近藤先生、「がんは放置」で本当にいいんですか? 近藤誠

がんは自覚症状もなく検診で見つかったような場合は、ほとんどががんもどきですから、わざわざ手術する必要はありません。
本物のがんの場合は、切り取っても転移が出てくるので、手術する意味がありません。
手術をするとQOLが低くなるし、かえって命を縮めてしまうから、本物のがんでもがんもどきでも、手術はしないで放置するのが最善の方法です。

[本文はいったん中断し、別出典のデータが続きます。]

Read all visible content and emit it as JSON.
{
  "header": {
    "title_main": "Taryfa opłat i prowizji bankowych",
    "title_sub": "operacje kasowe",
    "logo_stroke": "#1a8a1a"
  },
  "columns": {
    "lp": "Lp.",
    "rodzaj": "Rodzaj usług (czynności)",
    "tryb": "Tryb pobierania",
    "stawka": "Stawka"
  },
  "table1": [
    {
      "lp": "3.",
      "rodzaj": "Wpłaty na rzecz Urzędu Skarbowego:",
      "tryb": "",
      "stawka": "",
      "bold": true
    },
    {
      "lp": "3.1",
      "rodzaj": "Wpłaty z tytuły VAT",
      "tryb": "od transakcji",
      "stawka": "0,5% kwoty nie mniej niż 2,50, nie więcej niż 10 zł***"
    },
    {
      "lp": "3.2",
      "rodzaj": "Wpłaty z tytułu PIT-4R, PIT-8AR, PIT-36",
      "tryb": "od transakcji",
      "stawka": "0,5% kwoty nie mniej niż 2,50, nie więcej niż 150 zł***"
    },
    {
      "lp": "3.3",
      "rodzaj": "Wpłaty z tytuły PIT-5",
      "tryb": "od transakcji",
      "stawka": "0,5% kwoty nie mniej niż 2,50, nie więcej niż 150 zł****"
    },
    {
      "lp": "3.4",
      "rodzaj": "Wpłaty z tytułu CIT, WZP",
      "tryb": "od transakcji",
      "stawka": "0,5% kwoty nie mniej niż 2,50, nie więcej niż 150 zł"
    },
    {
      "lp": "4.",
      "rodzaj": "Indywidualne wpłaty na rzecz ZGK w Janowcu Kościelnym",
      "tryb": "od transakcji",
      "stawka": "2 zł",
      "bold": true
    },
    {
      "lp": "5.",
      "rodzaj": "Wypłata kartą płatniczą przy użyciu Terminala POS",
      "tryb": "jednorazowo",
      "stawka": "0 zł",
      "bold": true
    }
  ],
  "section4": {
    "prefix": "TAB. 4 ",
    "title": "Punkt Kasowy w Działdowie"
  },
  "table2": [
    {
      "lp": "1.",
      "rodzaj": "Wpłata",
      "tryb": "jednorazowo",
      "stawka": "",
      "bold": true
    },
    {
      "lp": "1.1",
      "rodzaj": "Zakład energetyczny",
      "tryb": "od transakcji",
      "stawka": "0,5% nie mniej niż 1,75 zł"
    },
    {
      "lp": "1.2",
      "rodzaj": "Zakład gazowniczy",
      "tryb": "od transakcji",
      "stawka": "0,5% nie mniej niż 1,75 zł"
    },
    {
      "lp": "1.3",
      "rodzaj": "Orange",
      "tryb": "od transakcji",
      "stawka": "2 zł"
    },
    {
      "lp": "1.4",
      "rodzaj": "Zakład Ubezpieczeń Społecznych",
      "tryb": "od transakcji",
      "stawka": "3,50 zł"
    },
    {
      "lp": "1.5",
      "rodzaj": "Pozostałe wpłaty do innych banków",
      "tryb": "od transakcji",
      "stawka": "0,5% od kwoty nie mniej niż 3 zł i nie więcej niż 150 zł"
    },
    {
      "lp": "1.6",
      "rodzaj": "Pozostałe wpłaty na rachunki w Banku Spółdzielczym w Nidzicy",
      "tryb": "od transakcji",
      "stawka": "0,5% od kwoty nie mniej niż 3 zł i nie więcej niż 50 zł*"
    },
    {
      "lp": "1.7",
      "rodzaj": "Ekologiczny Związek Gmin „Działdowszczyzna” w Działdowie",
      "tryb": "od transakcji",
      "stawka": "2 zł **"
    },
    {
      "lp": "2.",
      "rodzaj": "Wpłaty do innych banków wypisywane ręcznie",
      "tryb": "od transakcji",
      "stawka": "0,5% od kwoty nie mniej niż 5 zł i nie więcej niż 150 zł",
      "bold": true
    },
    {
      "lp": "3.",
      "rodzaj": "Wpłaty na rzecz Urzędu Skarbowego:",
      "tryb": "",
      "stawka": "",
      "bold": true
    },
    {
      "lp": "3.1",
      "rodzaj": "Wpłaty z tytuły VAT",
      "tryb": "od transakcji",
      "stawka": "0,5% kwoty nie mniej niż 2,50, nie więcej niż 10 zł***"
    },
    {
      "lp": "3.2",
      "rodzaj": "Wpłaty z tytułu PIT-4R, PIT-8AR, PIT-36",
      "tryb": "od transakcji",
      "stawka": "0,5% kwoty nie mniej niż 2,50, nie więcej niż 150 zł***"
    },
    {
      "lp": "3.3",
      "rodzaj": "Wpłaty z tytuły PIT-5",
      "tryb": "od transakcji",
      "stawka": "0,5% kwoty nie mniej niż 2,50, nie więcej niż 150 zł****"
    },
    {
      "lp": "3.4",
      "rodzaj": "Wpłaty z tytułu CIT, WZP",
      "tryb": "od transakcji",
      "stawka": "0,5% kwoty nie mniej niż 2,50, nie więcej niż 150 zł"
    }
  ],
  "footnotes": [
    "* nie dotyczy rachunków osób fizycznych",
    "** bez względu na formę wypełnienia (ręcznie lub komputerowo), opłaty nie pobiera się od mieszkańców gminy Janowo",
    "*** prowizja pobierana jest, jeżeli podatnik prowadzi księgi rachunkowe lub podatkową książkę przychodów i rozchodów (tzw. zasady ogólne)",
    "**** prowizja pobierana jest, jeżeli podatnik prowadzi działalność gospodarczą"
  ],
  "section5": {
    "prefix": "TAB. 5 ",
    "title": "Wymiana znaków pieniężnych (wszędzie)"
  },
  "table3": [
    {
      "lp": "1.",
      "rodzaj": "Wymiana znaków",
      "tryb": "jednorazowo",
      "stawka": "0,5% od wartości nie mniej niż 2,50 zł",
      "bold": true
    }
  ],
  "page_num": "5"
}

では、痛い、苦しいなどの自覚症状が出た場合は、どうすればいいのでしょうか。
少し出血するくらいの、ちょっとした症状ならば特に何もする必要はありません。
その症状があることで、QOLが低下してしまうような場合は、対処法を考えます。
また、がんが大きくなって、その臓器の機能が損なわてしまうときには、臓器の機能を保つための対処法を考えます。

たとえば大腸がんは、がんが大きくなるとガンが腸を塞いでしまって、腸閉塞になることがあります。
腸閉塞はとても苦しいので、それを解消する方法を考えます。
方法はいくつかあって、詰まっている部分を切り取って、その前後をつなげるのが1つ。
人工肛門を作るのが1つ。
最近では、大腸ステントという金属製の網を入れて、その中に便を通すようにする方法もあります。